Principle:Fastai Fastbook Backpropagation
| Knowledge Sources | |
|---|---|
| Domains | Deep Learning, Calculus, Automatic Differentiation |
| Last Updated | 2026-02-09 17:00 GMT |
Overview
Backpropagation is the algorithm for computing the gradient of a loss function with respect to every parameter in a neural network by systematically applying the chain rule of calculus from the output layer backward through each preceding layer.
Description
A neural network is a composition of functions: the output of one layer feeds into the next. To train the network with gradient descent, we need the derivative of the final loss with respect to every weight and bias in every layer. Computing these derivatives directly would be intractable for large networks.
Backpropagation solves this by exploiting the chain rule: rather than differentiating the entire composed function at once, it computes gradients layer by layer in reverse order. Each layer receives the gradient of the loss with respect to its output (from the layer above), and uses it to compute:
- The gradient of the loss with respect to its inputs (passed to the layer below).
- The gradient of the loss with respect to its parameters (used to update weights).
This two-pass structure (forward pass to compute outputs, backward pass to compute gradients) is the foundation of all modern deep learning training.
Usage
Backpropagation is used whenever:
- Training any neural network with gradient-based optimization.
- Implementing custom layers that need to define their own gradient computation.
- Understanding what
loss.backward()does under the hood in PyTorch. - Debugging gradient flow issues (vanishing or exploding gradients).
Theoretical Basis
The Chain Rule
For composed functions y = g(f(x)), the chain rule states:
dy/dx = dy/du * du/dx where u = f(x)
In Leibniz notation: if loss = L(out) and out = f(inp), then:
d(loss)/d(inp) = d(loss)/d(out) * d(out)/d(inp)
Forward Pass
For a two-layer network with ReLU:
l1 = inp @ W1 + b1 (linear layer 1) l2 = relu(l1) (activation) out = l2 @ W2 + b2 (linear layer 2) loss = mse(out, target) (loss function)
Backward Pass
Working backward from the loss:
Step 1: MSE gradient
d(loss)/d(out) = 2 * (out - target) / n
where n is the number of elements.
Step 2: Linear layer 2 gradient
Given out = l2 @ W2 + b2:
d(loss)/d(l2) = d(loss)/d(out) @ W2^T d(loss)/d(W2) = l2^T @ d(loss)/d(out) d(loss)/d(b2) = sum(d(loss)/d(out), axis=0)
Step 3: ReLU gradient
d(loss)/d(l1) = d(loss)/d(l2) * relu'(l1) where relu'(x) = 1 if x > 0, else 0
Step 4: Linear layer 1 gradient
Given l1 = inp @ W1 + b1:
d(loss)/d(inp) = d(loss)/d(l1) @ W1^T d(loss)/d(W1) = inp^T @ d(loss)/d(l1) d(loss)/d(b1) = sum(d(loss)/d(l1), axis=0)
Key Properties
- Locality: Each layer only needs the gradient flowing in from above and its own cached forward-pass values.

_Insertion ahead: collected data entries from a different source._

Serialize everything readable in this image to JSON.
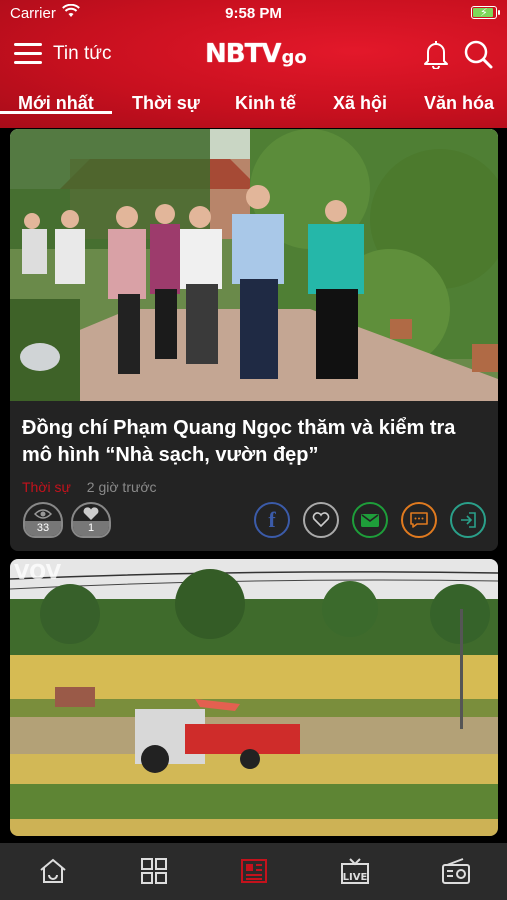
{
  "status": {
    "carrier": "Carrier",
    "time": "9:58 PM"
  },
  "header": {
    "section": "Tin tức",
    "logo_main": "NBTV",
    "logo_sub": "go"
  },
  "tabs": [
    {
      "label": "Mới nhất",
      "active": true
    },
    {
      "label": "Thời sự"
    },
    {
      "label": "Kinh tế"
    },
    {
      "label": "Xã hội"
    },
    {
      "label": "Văn hóa"
    }
  ],
  "articles": [
    {
      "title": "Đồng chí Phạm Quang Ngọc thăm và kiểm tra mô hình “Nhà sạch, vườn đẹp”",
      "category": "Thời sự",
      "time_ago": "2 giờ trước",
      "views": "33",
      "likes": "1"
    },
    {
      "watermark": "VOV"
    }
  ],
  "colors": {
    "brand_red": "#c8101f",
    "facebook": "#3b5ba9",
    "email": "#1e9e3a",
    "comment": "#e07a1f",
    "share": "#2aa08a"
  },
  "bottom_nav": [
    "home-icon",
    "grid-icon",
    "newspaper-icon",
    "live-tv-icon",
    "radio-icon"
  ]
}
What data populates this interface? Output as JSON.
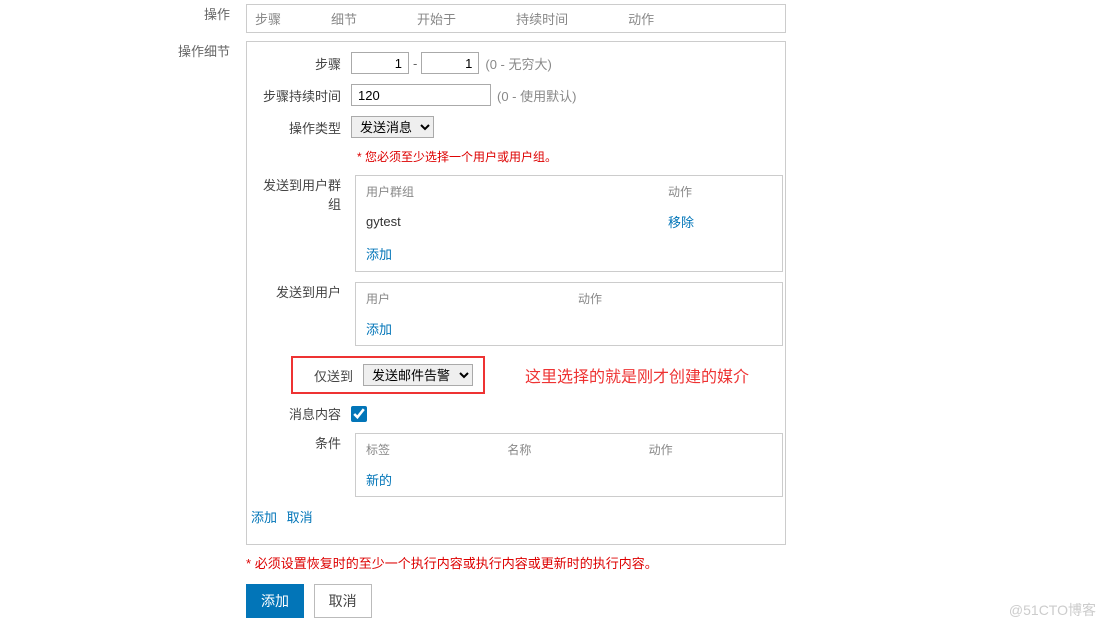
{
  "top": {
    "operations_label": "操作",
    "tabs": [
      "步骤",
      "细节",
      "开始于",
      "持续时间",
      "动作"
    ]
  },
  "details": {
    "section_label": "操作细节",
    "steps_label": "步骤",
    "steps_from": "1",
    "steps_to": "1",
    "steps_hint": "(0 - 无穷大)",
    "duration_label": "步骤持续时间",
    "duration_value": "120",
    "duration_hint": "(0 - 使用默认)",
    "op_type_label": "操作类型",
    "op_type_value": "发送消息",
    "req_note": "您必须至少选择一个用户或用户组。",
    "send_group_label": "发送到用户群组",
    "group_table": {
      "col_group": "用户群组",
      "col_action": "动作",
      "row_group": "gytest",
      "row_action": "移除",
      "add": "添加"
    },
    "send_user_label": "发送到用户",
    "user_table": {
      "col_user": "用户",
      "col_action": "动作",
      "add": "添加"
    },
    "send_to_label": "仅送到",
    "send_to_value": "发送邮件告警",
    "annotation": "这里选择的就是刚才创建的媒介",
    "msg_content_label": "消息内容",
    "msg_content_checked": true,
    "cond_label": "条件",
    "cond_table": {
      "col_tag": "标签",
      "col_name": "名称",
      "col_action": "动作",
      "new": "新的"
    },
    "bottom_add": "添加",
    "bottom_cancel": "取消"
  },
  "footer": {
    "error": "必须设置恢复时的至少一个执行内容或执行内容或更新时的执行内容。",
    "btn_add": "添加",
    "btn_cancel": "取消"
  },
  "watermark": "@51CTO博客"
}
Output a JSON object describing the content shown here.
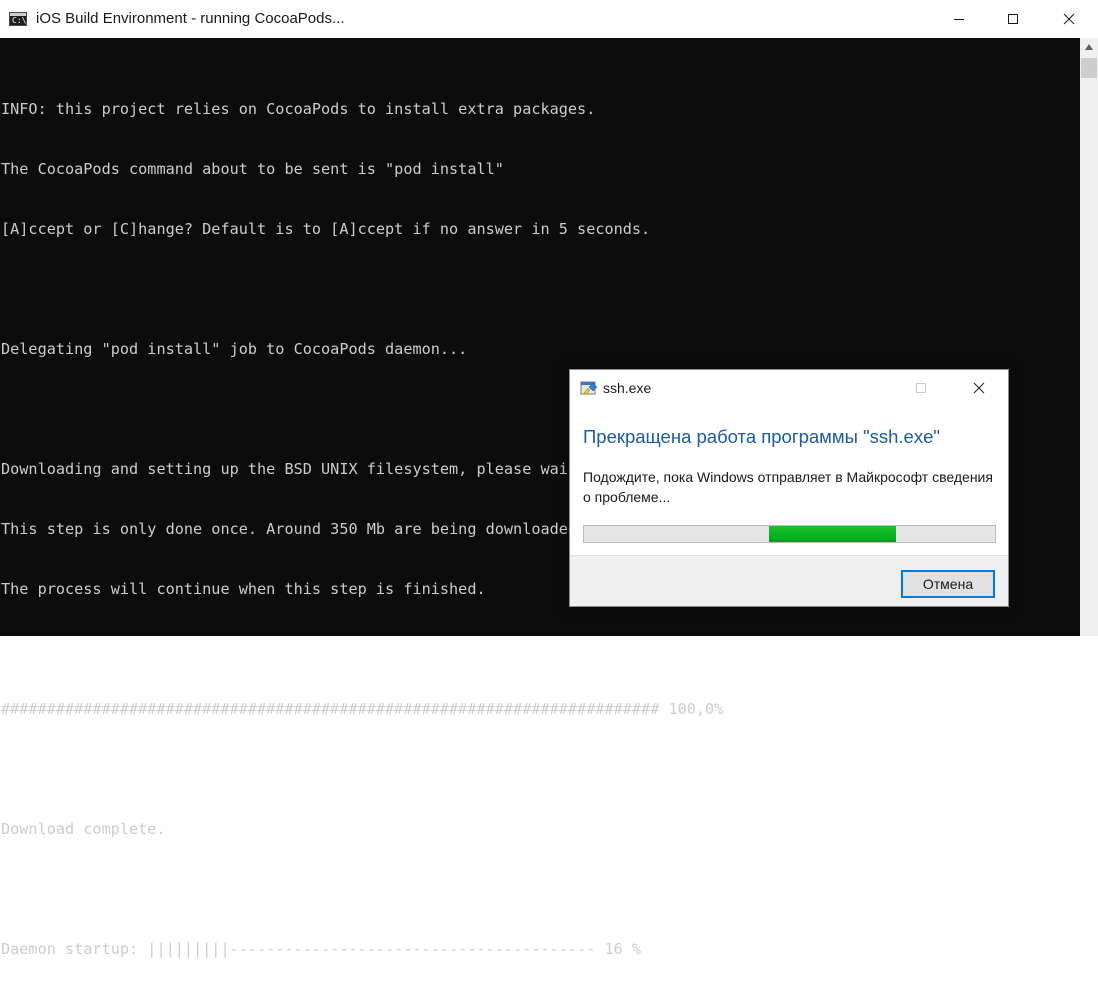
{
  "console_window": {
    "title": "iOS Build Environment - running CocoaPods...",
    "icon": "console-icon",
    "icon_glyph": "C:\\_",
    "controls": [
      "minimize-icon",
      "maximize-icon",
      "close-icon"
    ],
    "lines": [
      "INFO: this project relies on CocoaPods to install extra packages.",
      "The CocoaPods command about to be sent is \"pod install\"",
      "[A]ccept or [C]hange? Default is to [A]ccept if no answer in 5 seconds.",
      "",
      "Delegating \"pod install\" job to CocoaPods daemon...",
      "",
      "Downloading and setting up the BSD UNIX filesystem, please wait...",
      "This step is only done once. Around 350 Mb are being downloaded.",
      "The process will continue when this step is finished.",
      "",
      "######################################################################## 100,0%",
      "",
      "Download complete.",
      "",
      "Daemon startup: |||||||||---------------------------------------- 16 %"
    ],
    "colors": {
      "background": "#0c0c0c",
      "text": "#cccccc",
      "titlebar": "#ffffff"
    }
  },
  "error_dialog": {
    "title": "ssh.exe",
    "icon": "ssh-exe-icon",
    "heading": "Прекращена работа программы \"ssh.exe\"",
    "message": "Подождите, пока Windows отправляет в Майкрософт сведения о проблеме...",
    "progress": {
      "style": "marquee",
      "segment_start_fraction": 0.449,
      "segment_end_fraction": 0.757,
      "color": "#06b025"
    },
    "cancel_label": "Отмена",
    "controls": [
      "maximize-icon",
      "close-icon"
    ],
    "colors": {
      "heading": "#1c5ca5",
      "button_border": "#0078d7"
    }
  }
}
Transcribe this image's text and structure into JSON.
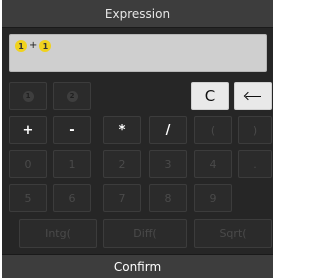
{
  "header": {
    "title": "Expression"
  },
  "expression": {
    "tokens": [
      "1",
      "+",
      "1"
    ]
  },
  "history": [
    "1",
    "2"
  ],
  "controls": {
    "clear": "C"
  },
  "operators": [
    "+",
    "-",
    "*",
    "/",
    "(",
    ")"
  ],
  "digits_row1": [
    "0",
    "1",
    "2",
    "3",
    "4",
    "."
  ],
  "digits_row2": [
    "5",
    "6",
    "7",
    "8",
    "9"
  ],
  "functions": [
    "Intg(",
    "Diff(",
    "Sqrt("
  ],
  "footer": {
    "confirm": "Confirm"
  },
  "icons": {
    "backspace": "backspace-arrow-icon"
  }
}
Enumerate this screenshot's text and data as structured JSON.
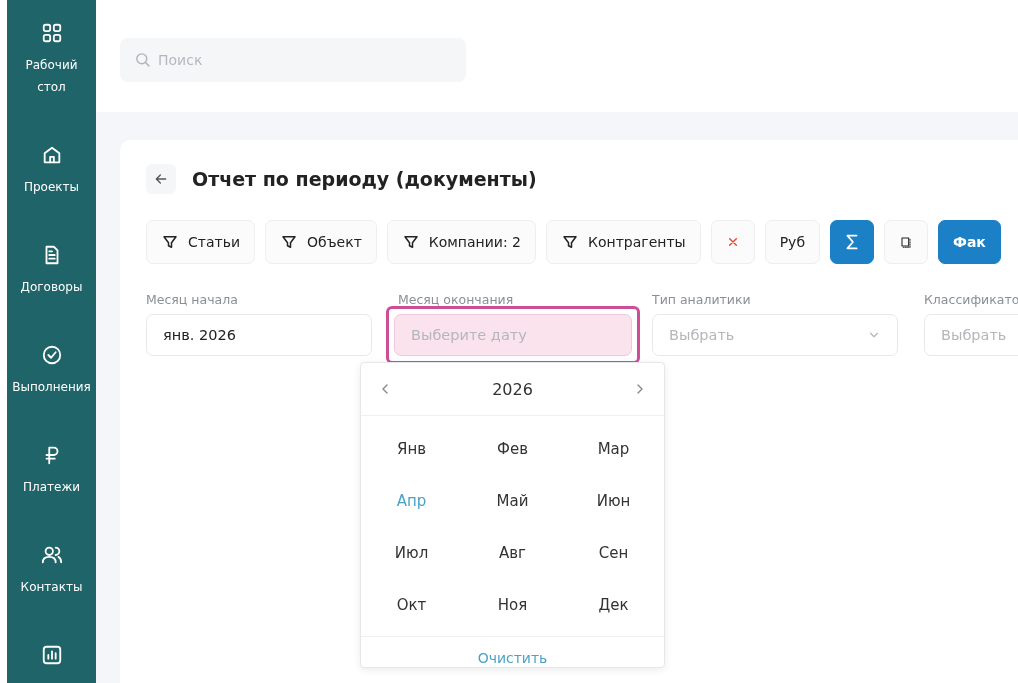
{
  "sidebar": {
    "items": [
      {
        "label": "Рабочий стол"
      },
      {
        "label": "Проекты"
      },
      {
        "label": "Договоры"
      },
      {
        "label": "Выполнения"
      },
      {
        "label": "Платежи"
      },
      {
        "label": "Контакты"
      }
    ]
  },
  "search": {
    "placeholder": "Поиск"
  },
  "page": {
    "title": "Отчет по периоду (документы)"
  },
  "toolbar": [
    {
      "kind": "filter",
      "label": "Статьи"
    },
    {
      "kind": "filter",
      "label": "Объект"
    },
    {
      "kind": "filter",
      "label": "Компании: 2"
    },
    {
      "kind": "filter",
      "label": "Контрагенты"
    },
    {
      "kind": "clear"
    },
    {
      "kind": "text",
      "label": "Руб"
    },
    {
      "kind": "sum"
    },
    {
      "kind": "frame"
    },
    {
      "kind": "primary",
      "label": "Фак"
    }
  ],
  "fields": [
    {
      "kind": "input",
      "label": "Месяц начала",
      "value": "янв. 2026",
      "highlighted": false
    },
    {
      "kind": "input",
      "label": "Месяц окончания",
      "placeholder": "Выберите дату",
      "highlighted": true
    },
    {
      "kind": "select",
      "label": "Тип аналитики",
      "placeholder": "Выбрать",
      "highlighted": false
    },
    {
      "kind": "select",
      "label": "Классификато",
      "placeholder": "Выбрать",
      "highlighted": false
    }
  ],
  "month_picker": {
    "year": "2026",
    "clear": "Очистить",
    "months": [
      {
        "label": "Янв",
        "current": false
      },
      {
        "label": "Фев",
        "current": false
      },
      {
        "label": "Мар",
        "current": false
      },
      {
        "label": "Апр",
        "current": true
      },
      {
        "label": "Май",
        "current": false
      },
      {
        "label": "Июн",
        "current": false
      },
      {
        "label": "Июл",
        "current": false
      },
      {
        "label": "Авг",
        "current": false
      },
      {
        "label": "Сен",
        "current": false
      },
      {
        "label": "Окт",
        "current": false
      },
      {
        "label": "Ноя",
        "current": false
      },
      {
        "label": "Дек",
        "current": false
      }
    ]
  }
}
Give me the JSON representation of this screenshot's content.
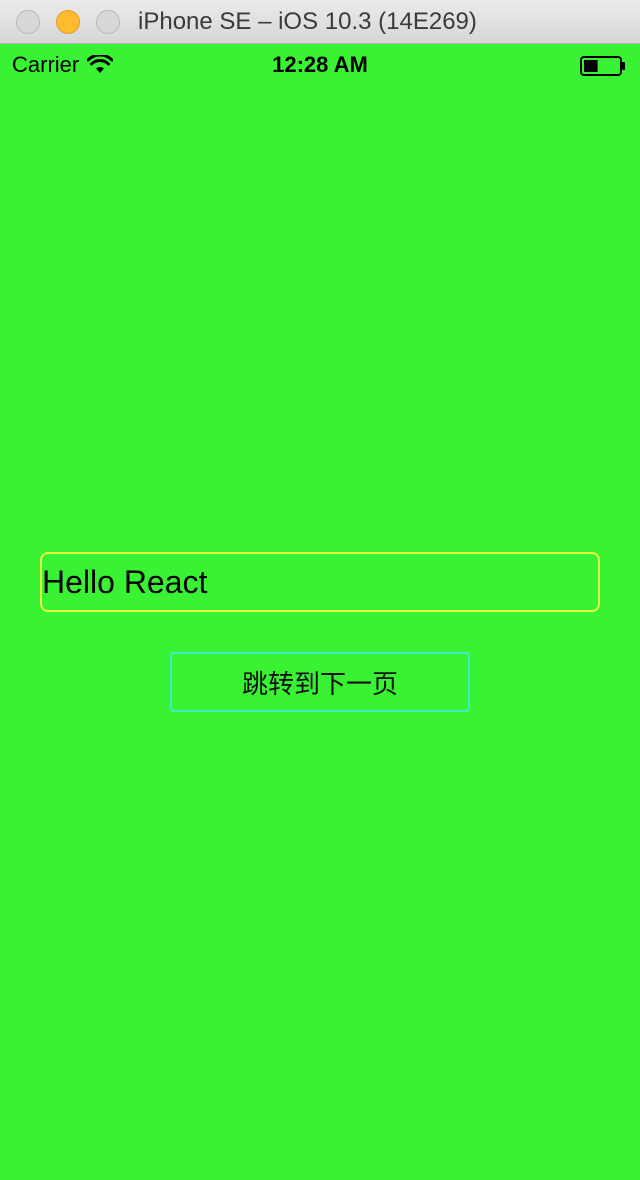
{
  "window": {
    "title": "iPhone SE – iOS 10.3 (14E269)"
  },
  "status_bar": {
    "carrier": "Carrier",
    "time": "12:28 AM",
    "battery_level": 0.4
  },
  "content": {
    "text_input_value": "Hello React",
    "next_button_label": "跳转到下一页"
  },
  "colors": {
    "background": "#39f233",
    "input_border": "#e9f43c",
    "button_border": "#3cf0c6",
    "minimize_button": "#febb2e"
  },
  "icons": {
    "wifi": "wifi-icon",
    "battery": "battery-icon"
  }
}
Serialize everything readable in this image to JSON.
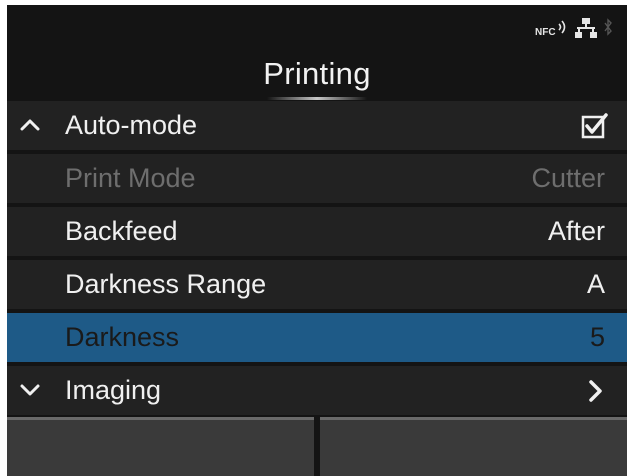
{
  "status": {
    "nfc_label": "NFC",
    "icons": [
      "nfc-icon",
      "network-icon",
      "bluetooth-icon"
    ]
  },
  "header": {
    "title": "Printing"
  },
  "menu": {
    "items": [
      {
        "label": "Auto-mode",
        "value": "",
        "state": "checked",
        "lead_icon": "chevron-up-icon",
        "trail_icon": "checkbox-checked-icon"
      },
      {
        "label": "Print Mode",
        "value": "Cutter",
        "state": "disabled"
      },
      {
        "label": "Backfeed",
        "value": "After"
      },
      {
        "label": "Darkness Range",
        "value": "A"
      },
      {
        "label": "Darkness",
        "value": "5",
        "state": "selected"
      },
      {
        "label": "Imaging",
        "value": "",
        "lead_icon": "chevron-down-icon",
        "trail_icon": "chevron-right-icon"
      }
    ]
  },
  "softkeys": [
    {
      "label": ""
    },
    {
      "label": ""
    }
  ],
  "colors": {
    "background": "#141414",
    "row": "#222222",
    "selected": "#1e5a87",
    "text": "#f0f0f0",
    "disabled_text": "#6e6e6e",
    "softkey": "#3a3a3a"
  }
}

- Efficiency: The backward pass has roughly the same computational cost as the forward pass.
- Composability: Any differentiable function can be a "layer" as long as it provides a backward method.
Relationship to Autograd
PyTorch's autograd engine implements backpropagation automatically. When requires_grad=True is set on a tensor, PyTorch records all operations on it in a computational graph. Calling loss.backward() traverses this graph in reverse, computing and storing gradients in each tensor's .grad attribute. The manual implementation in Chapter 17 of the fastbook replicates this behavior to demonstrate the underlying mechanics.